Drex looked at Sai. He recognized the strategy instantly from his history books—it was a surefire plan Sai had perfected during his time with Orion.

"The problem right now is that the monsters are spread out," Sai continued. "They're surrounding the walls, hiding in alleys, camping on roofs. If we attack one group, the others will flank us."

He looked at the group.

"So, we don't wait for them. We make them chase us," Sai said, dragging his finger across the map in a wide loop that ended in the center. "We need a moving Bait."

"Moving?" Lucianna asked.

"We don't just drop a lure; we take it for a run," Sai explained. "The Bait moves through the town, pulling every monster out of the shadows and getting them to follow. It leads the whole horde right into the central plaza. Once they're all clustered in the kill zone…"

Sai slammed his hand down on the table.

"Boom. We wipe them all out in a single strike."

The room fell silent. The Captain scoffed, looking at Sai with open disdain.

"You talk like this is a game," the Captain spat. "Run around? Make them chase you? These are monsters, not stray dogs. You think you can just outpace a swarm like that without getting torn to shreds?"

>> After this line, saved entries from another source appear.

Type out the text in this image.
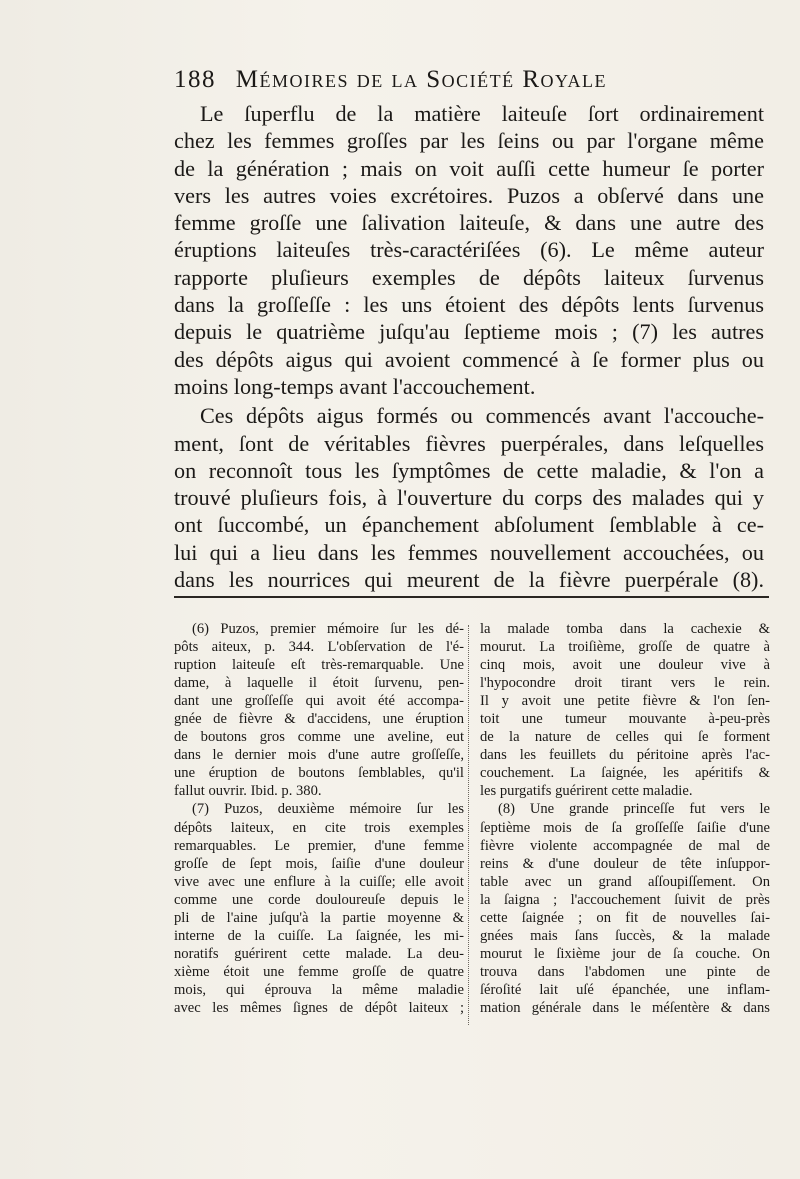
188 Mémoires de la Société Royale

Le ſuperflu de la matière laiteuſe ſort ordinairement
chez les femmes groſſes par les ſeins ou par l'organe même
de la génération ; mais on voit auſſi cette humeur ſe porter
vers les autres voies excrétoires. Puzos a obſervé dans une
femme groſſe une ſalivation laiteuſe, & dans une autre des
éruptions laiteuſes très-caractériſées (6). Le même auteur
rapporte pluſieurs exemples de dépôts laiteux ſurvenus
dans la groſſeſſe : les uns étoient des dépôts lents ſurvenus
depuis le quatrième juſqu'au ſeptieme mois ; (7) les autres
des dépôts aigus qui avoient commencé à ſe former plus ou
moins long-temps avant l'accouchement.

Ces dépôts aigus formés ou commencés avant l'accouche-
ment, ſont de véritables fièvres puerpérales, dans leſquelles
on reconnoît tous les ſymptômes de cette maladie, & l'on a
trouvé pluſieurs fois, à l'ouverture du corps des malades qui y
ont ſuccombé, un épanchement abſolument ſemblable à ce-
lui qui a lieu dans les femmes nouvellement accouchées, ou
dans les nourrices qui meurent de la fièvre puerpérale (8).

(6) Puzos, premier mémoire ſur les dé-
pôts aiteux, p. 344. L'obſervation de l'é-
ruption laiteuſe eſt très-remarquable. Une
dame, à laquelle il étoit ſurvenu, pen-
dant une groſſeſſe qui avoit été accompa-
gnée de fièvre & d'accidens, une éruption
de boutons gros comme une aveline, eut
dans le dernier mois d'une autre groſſeſſe,
une éruption de boutons ſemblables, qu'il
fallut ouvrir. Ibid. p. 380.
(7) Puzos, deuxième mémoire ſur les
dépôts laiteux, en cite trois exemples
remarquables. Le premier, d'une femme
groſſe de ſept mois, ſaiſie d'une douleur
vive avec une enflure à la cuiſſe; elle avoit
comme une corde douloureuſe depuis le
pli de l'aine juſqu'à la partie moyenne &
interne de la cuiſſe. La ſaignée, les mi-
noratifs guérirent cette malade. La deu-
xième étoit une femme groſſe de quatre
mois, qui éprouva la même maladie
avec les mêmes ſignes de dépôt laiteux ;
la malade tomba dans la cachexie &
mourut. La troiſième, groſſe de quatre à
cinq mois, avoit une douleur vive à
l'hypocondre droit tirant vers le rein.
Il y avoit une petite fièvre & l'on ſen-
toit une tumeur mouvante à-peu-près
de la nature de celles qui ſe forment
dans les feuillets du péritoine après l'ac-
couchement. La ſaignée, les apéritifs &
les purgatifs guérirent cette maladie.
(8) Une grande princeſſe fut vers le
ſeptième mois de ſa groſſeſſe ſaiſie d'une
fièvre violente accompagnée de mal de
reins & d'une douleur de tête inſuppor-
table avec un grand aſſoupiſſement. On
la ſaigna ; l'accouchement ſuivit de près
cette ſaignée ; on fit de nouvelles ſai-
gnées mais ſans ſuccès, & la malade
mourut le ſixième jour de ſa couche. On
trouva dans l'abdomen une pinte de
ſéroſité lait uſé épanchée, une inflam-
mation générale dans le méſentère & dans
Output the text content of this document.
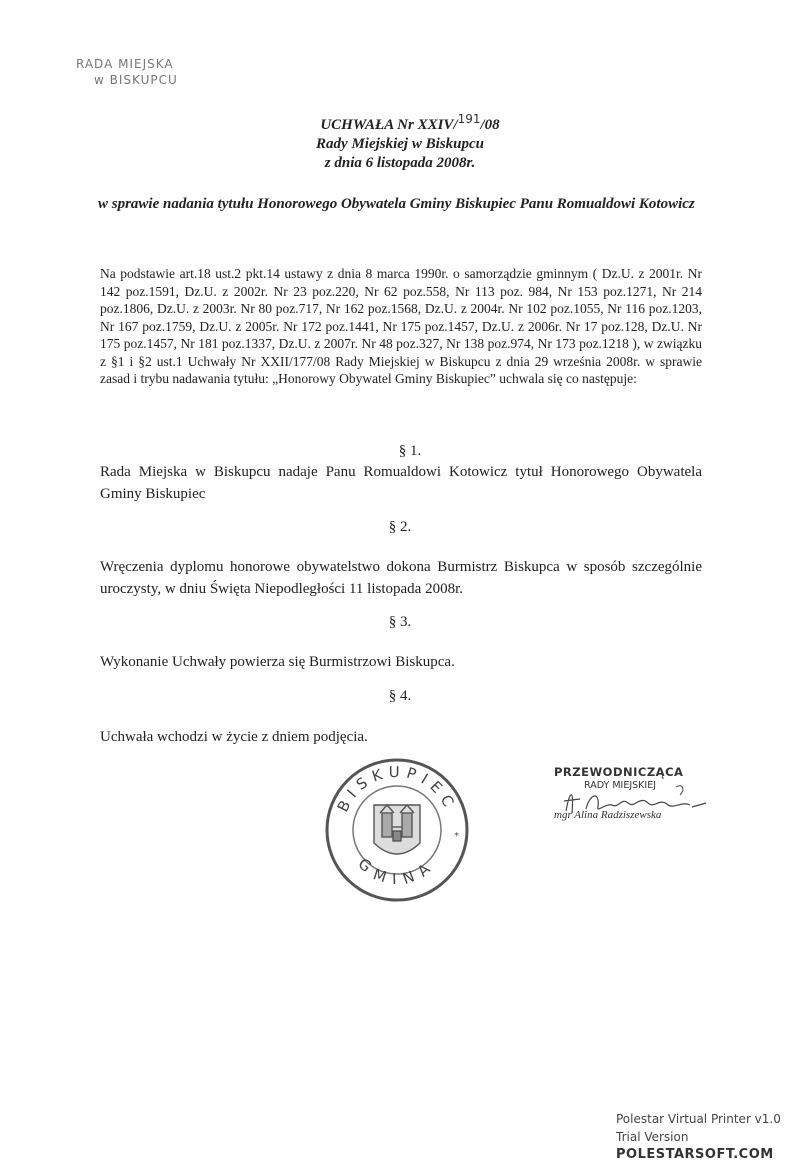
RADA MIEJSKA
w BISKUPCU
UCHWAŁA Nr XXIV/$^{191}$/08
Rady Miejskiej w Biskupcu
z dnia 6 listopada 2008r.
w sprawie nadania tytułu Honorowego Obywatela Gminy Biskupiec Panu Romualdowi Kotowicz
Na podstawie art.18 ust.2 pkt.14 ustawy z dnia 8 marca 1990r. o samorządzie gminnym ( Dz.U. z 2001r. Nr 142 poz.1591, Dz.U. z 2002r. Nr 23 poz.220, Nr 62 poz.558, Nr 113 poz. 984, Nr 153 poz.1271, Nr 214 poz.1806, Dz.U. z 2003r. Nr 80 poz.717, Nr 162 poz.1568, Dz.U. z 2004r. Nr 102 poz.1055, Nr 116 poz.1203, Nr 167 poz.1759, Dz.U. z 2005r. Nr 172 poz.1441, Nr 175 poz.1457, Dz.U. z 2006r. Nr 17 poz.128, Dz.U. Nr 175 poz.1457, Nr 181 poz.1337, Dz.U. z 2007r. Nr 48 poz.327, Nr 138 poz.974, Nr 173 poz.1218 ), w związku z §1 i §2 ust.1 Uchwały Nr XXII/177/08 Rady Miejskiej w Biskupcu z dnia 29 września 2008r. w sprawie zasad i trybu nadawania tytułu: „Honorowy Obywatel Gminy Biskupiec” uchwala się co następuje:
§ 1.
Rada Miejska w Biskupcu nadaje Panu Romualdowi Kotowicz tytuł Honorowego Obywatela Gminy Biskupiec
§ 2.
Wręczenia dyplomu honorowe obywatelstwo dokona Burmistrz Biskupca w sposób szczególnie uroczysty, w dniu Święta Niepodległości 11 listopada 2008r.
§ 3.
Wykonanie Uchwały powierza się Burmistrzowi Biskupca.
§ 4.
Uchwała wchodzi w życie z dniem podjęcia.
BISKUPIEC
GMINA
*
PRZEWODNICZĄCA
RADY MIEJSKIEJ
mgr Alina Radziszewska
Polestar Virtual Printer v1.0
Trial Version
POLESTARSOFT.COM
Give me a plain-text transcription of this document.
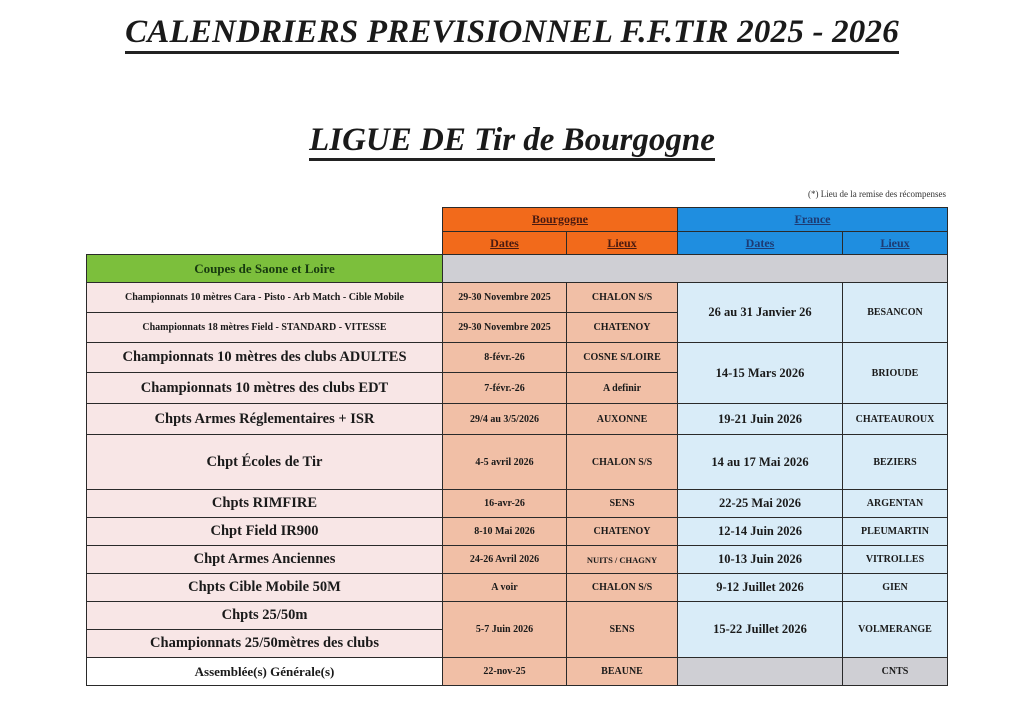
CALENDRIERS PREVISIONNEL F.F.TIR 2025 - 2026
LIGUE DE Tir de Bourgogne
(*) Lieu de la remise des récompenses
	Bourgogne		France	
	Dates	Lieux	Dates	Lieux
Coupes de Saone et Loire				
Championnats 10 mètres Cara - Pisto - Arb Match - Cible Mobile	29-30 Novembre 2025	CHALON S/S	26 au 31 Janvier 26	BESANCON
Championnats 18 mètres Field - STANDARD - VITESSE	29-30 Novembre 2025	CHATENOY		
Championnats 10 mètres des clubs ADULTES	8-févr.-26	COSNE S/LOIRE	14-15 Mars 2026	BRIOUDE
Championnats 10 mètres des clubs EDT	7-févr.-26	A definir		
Chpts Armes Réglementaires + ISR	29/4 au 3/5/2026	AUXONNE	19-21 Juin 2026	CHATEAUROUX
Chpt Écoles de Tir	4-5 avril 2026	CHALON S/S	14 au 17 Mai 2026	BEZIERS
Chpts RIMFIRE	16-avr-26	SENS	22-25 Mai 2026	ARGENTAN
Chpt Field IR900	8-10 Mai 2026	CHATENOY	12-14 Juin 2026	PLEUMARTIN
Chpt Armes Anciennes	24-26 Avril 2026	NUITS / CHAGNY	10-13 Juin 2026	VITROLLES
Chpts Cible Mobile 50M	A voir	CHALON S/S	9-12 Juillet 2026	GIEN
Chpts 25/50m	5-7 Juin 2026	SENS	15-22 Juillet 2026	VOLMERANGE
Championnats 25/50mètres des clubs				
Assemblée(s) Générale(s)	22-nov-25	BEAUNE		CNTS
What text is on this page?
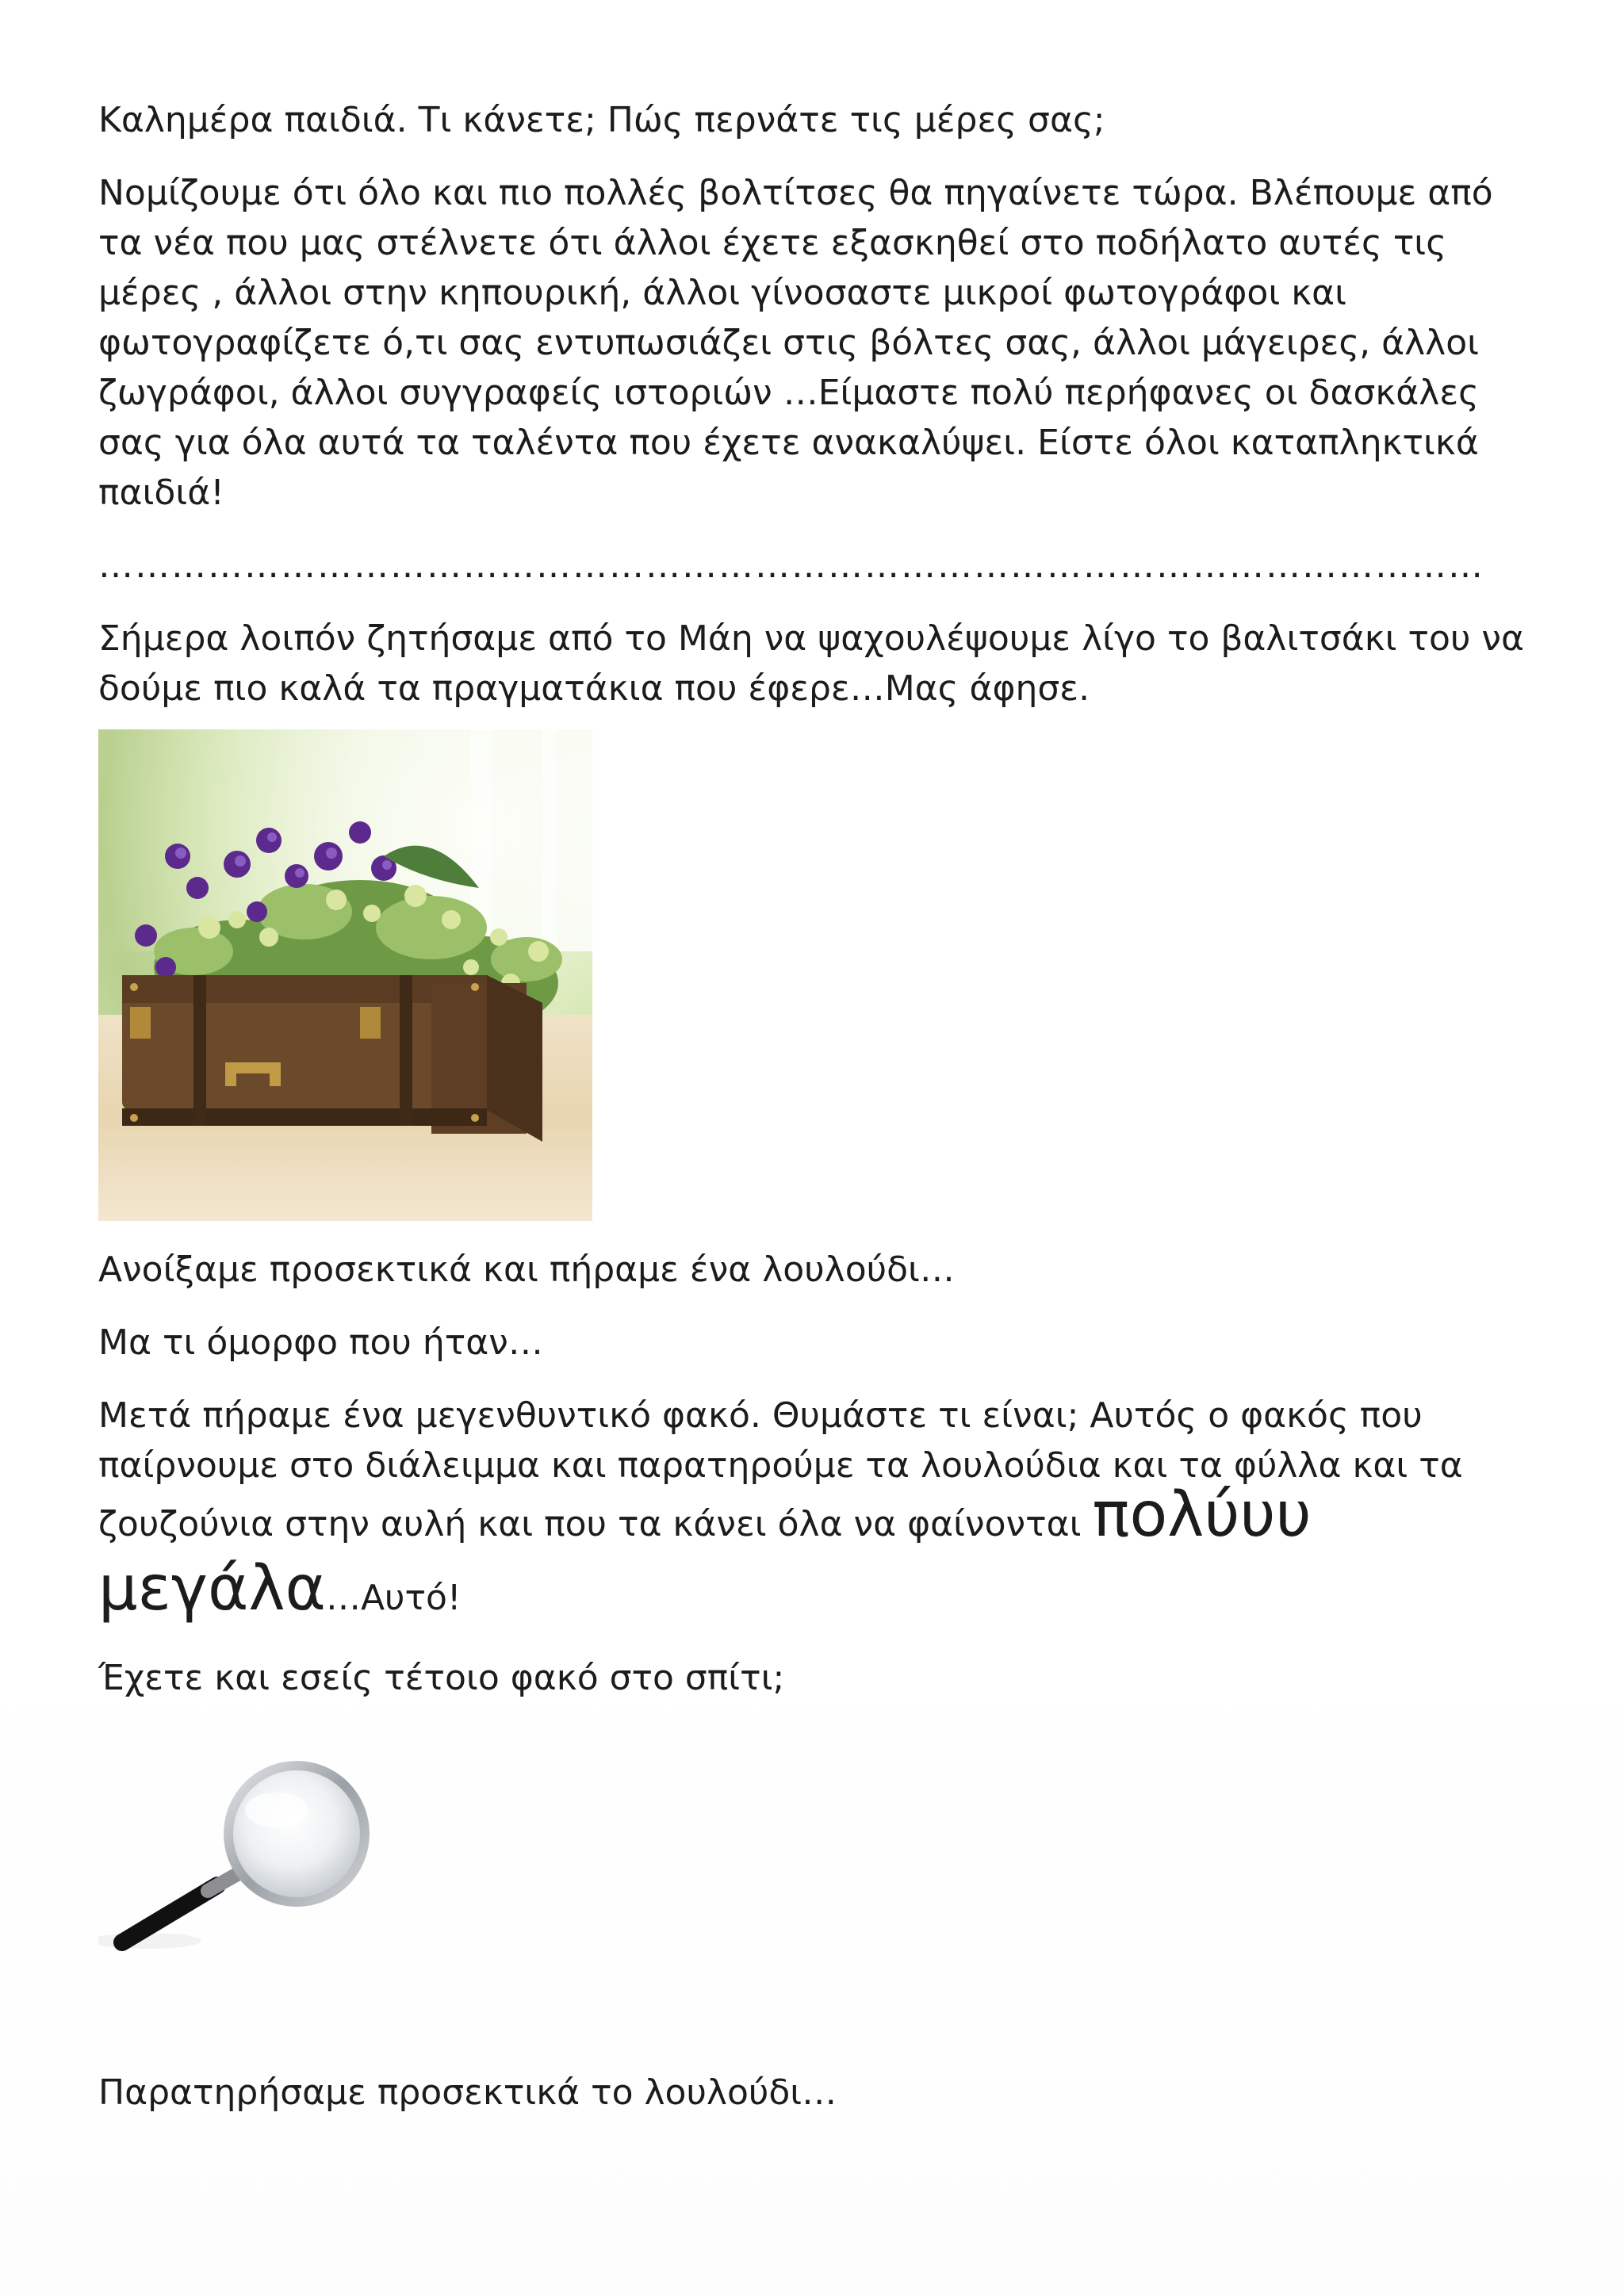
Καλημέρα παιδιά. Τι κάνετε; Πώς περνάτε τις μέρες σας;

Νομίζουμε ότι όλο και πιο πολλές βολτίτσες θα πηγαίνετε τώρα. Βλέπουμε από τα νέα που μας στέλνετε ότι άλλοι έχετε εξασκηθεί στο ποδήλατο αυτές τις μέρες , άλλοι στην κηπουρική, άλλοι γίνοσαστε μικροί φωτογράφοι και φωτογραφίζετε ό,τι σας εντυπωσιάζει στις βόλτες σας, άλλοι μάγειρες, άλλοι ζωγράφοι, άλλοι συγγραφείς ιστοριών …Είμαστε πολύ περήφανες οι δασκάλες σας για όλα αυτά τα ταλέντα που έχετε ανακαλύψει. Είστε όλοι καταπληκτικά παιδιά!

……………………………………………………………………………………………………

Σήμερα λοιπόν ζητήσαμε από το Μάη να ψαχουλέψουμε λίγο το βαλιτσάκι του να δούμε πιο καλά τα πραγματάκια που έφερε…Μας άφησε.

Ανοίξαμε προσεκτικά και πήραμε ένα λουλούδι…

Μα τι όμορφο που ήταν…

Μετά πήραμε ένα μεγενθυντικό φακό. Θυμάστε τι είναι; Αυτός ο φακός που παίρνουμε στο διάλειμμα και παρατηρούμε τα λουλούδια και τα φύλλα και τα ζουζούνια στην αυλή και που τα κάνει όλα να φαίνονται πολύυυ

μεγάλα…Αυτό!

Έχετε και εσείς τέτοιο φακό στο σπίτι;

Παρατηρήσαμε προσεκτικά το λουλούδι…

He turned to Lucianna, gesturing aggressively at Sai.

"This is reckless, My Lady. It's the desperate fantasy of an amateur who has never seen a real siege. I won't waste resources on a suicide run."

Sai didn't answer immediately. He was thinking of Orion. Back then, Orion used to suggest the plan and play the bait role himself—standing in the middle of hell with dead, empty eyes, drawing the aggro of entire hordes with the terrifying indifference of a machine, just so Sai could activate an ability.

But Orion was immortal. These people were not.

"I am not letting my men be suicide bait," Lucianna said firmly.

"Don't worry," Sai said. "I have something else in mind. We just need to set up the kill zone."

Lucianna looked at the map, then at Sai. She took a deep breath.

"It's madness," she said. "But it's the only plan that doesn't end in a siege of attrition."

She looked up, ignoring the Captain's glare, and fixed her sharp blue eyes on Sai.

"Alright. We will do it," she said firmly. "I will trust in your ability."

"But I need to know one thing," she said.

"If we are going to attract thousands of monsters to a single point... who's going to be the bait?"